Researchers from the NIST Centre for Nanoscale Science and Technology have demonstrated a low-noise device for changing the wavelength of light using nanofabricated waveguides created on a silicon-based platform using standard planar fabrication technology.



Optical wavelength conversion is an important resource for applications in both classical and quantum information processing; it can connect physical systems operating at different wavelengths, and facilitate improved light detection by converting light to wavelengths for which highly sensitive detectors are available.



However, for many such applications the conversion process must not introduce additional noise.
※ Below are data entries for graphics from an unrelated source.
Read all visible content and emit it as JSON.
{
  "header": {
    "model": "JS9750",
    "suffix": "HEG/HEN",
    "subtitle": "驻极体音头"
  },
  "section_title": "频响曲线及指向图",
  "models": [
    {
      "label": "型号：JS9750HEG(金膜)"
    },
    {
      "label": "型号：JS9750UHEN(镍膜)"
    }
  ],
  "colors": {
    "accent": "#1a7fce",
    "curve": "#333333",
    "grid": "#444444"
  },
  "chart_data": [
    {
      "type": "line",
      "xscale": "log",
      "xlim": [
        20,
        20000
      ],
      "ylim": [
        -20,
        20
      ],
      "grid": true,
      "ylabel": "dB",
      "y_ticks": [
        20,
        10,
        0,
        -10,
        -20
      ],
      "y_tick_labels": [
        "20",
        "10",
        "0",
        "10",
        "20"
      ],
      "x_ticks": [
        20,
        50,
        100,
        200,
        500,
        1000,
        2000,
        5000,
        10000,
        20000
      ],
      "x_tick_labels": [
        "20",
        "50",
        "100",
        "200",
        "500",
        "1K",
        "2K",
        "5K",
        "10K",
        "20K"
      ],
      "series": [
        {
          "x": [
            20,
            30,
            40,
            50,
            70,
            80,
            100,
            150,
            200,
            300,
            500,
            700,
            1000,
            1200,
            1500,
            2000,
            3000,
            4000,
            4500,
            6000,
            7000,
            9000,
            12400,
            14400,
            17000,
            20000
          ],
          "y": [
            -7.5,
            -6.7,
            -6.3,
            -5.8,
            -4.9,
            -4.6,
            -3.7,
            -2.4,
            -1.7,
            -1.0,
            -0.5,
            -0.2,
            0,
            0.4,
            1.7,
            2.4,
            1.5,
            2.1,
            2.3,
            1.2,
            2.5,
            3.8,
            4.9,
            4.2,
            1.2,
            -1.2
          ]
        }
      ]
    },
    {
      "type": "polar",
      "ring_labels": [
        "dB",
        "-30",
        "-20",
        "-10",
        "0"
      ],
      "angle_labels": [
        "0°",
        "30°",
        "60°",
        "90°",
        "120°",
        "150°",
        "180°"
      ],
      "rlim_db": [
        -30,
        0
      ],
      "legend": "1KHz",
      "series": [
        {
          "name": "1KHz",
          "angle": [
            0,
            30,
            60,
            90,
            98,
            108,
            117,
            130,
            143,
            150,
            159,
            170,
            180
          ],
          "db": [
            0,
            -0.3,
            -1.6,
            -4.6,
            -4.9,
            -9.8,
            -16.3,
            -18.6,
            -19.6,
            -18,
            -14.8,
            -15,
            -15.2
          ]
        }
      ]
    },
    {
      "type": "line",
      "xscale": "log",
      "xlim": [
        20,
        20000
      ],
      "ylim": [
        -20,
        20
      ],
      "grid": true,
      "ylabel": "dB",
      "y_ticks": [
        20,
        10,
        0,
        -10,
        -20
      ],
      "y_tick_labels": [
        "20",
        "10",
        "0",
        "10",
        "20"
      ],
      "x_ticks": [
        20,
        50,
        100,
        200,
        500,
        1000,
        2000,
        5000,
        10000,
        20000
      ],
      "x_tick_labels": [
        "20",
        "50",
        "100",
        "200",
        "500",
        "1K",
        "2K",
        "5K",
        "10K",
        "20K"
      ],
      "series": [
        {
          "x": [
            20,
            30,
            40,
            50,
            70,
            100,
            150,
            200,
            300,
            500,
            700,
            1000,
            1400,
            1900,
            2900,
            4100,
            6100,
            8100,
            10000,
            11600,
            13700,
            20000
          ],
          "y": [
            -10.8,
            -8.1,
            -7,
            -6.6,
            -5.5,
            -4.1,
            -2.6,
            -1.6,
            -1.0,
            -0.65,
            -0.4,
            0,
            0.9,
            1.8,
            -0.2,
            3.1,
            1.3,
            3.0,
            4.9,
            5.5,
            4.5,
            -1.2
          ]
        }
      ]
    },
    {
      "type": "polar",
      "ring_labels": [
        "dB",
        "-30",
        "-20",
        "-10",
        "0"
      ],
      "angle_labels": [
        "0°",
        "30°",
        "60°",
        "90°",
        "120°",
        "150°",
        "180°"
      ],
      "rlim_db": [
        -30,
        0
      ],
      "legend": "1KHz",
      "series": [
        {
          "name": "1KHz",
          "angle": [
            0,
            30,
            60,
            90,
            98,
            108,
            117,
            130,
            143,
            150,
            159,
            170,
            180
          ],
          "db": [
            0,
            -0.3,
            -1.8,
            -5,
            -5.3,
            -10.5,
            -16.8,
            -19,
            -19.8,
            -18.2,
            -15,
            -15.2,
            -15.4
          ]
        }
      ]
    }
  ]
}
The researchers were able to demonstrate noise-free wavelength conversion using silicon nitride (SiN) waveguides fabricated on a silicon substrate.







These waveguides were designed based on electromagnetic simulations to determine an appropriate device geometry for a process called four-wave-mixing Bragg scattering, where an input signal field is converted to an output field whose frequency is shifted from the original by an amount equal to the difference in the frequencies of two applied pump fields.



Measurements show conversion efficiencies in these devices as high as a few percent, approaching the levels needed for some applications, and with no excess noise added during the conversion process.



These new noise-free frequency converters are dramatically smaller than the nonlinear crystals and optical fibres used in previous work (by several orders of magnitude), and can be created in arrays and integrated with other on-chip devices using scalable silicon-based fabrication methods.



The scientists say that in the future, they will focus on increasing the conversion efficiency levels by optimising the waveguide geometry and incorporating the waveguides into optical resonators.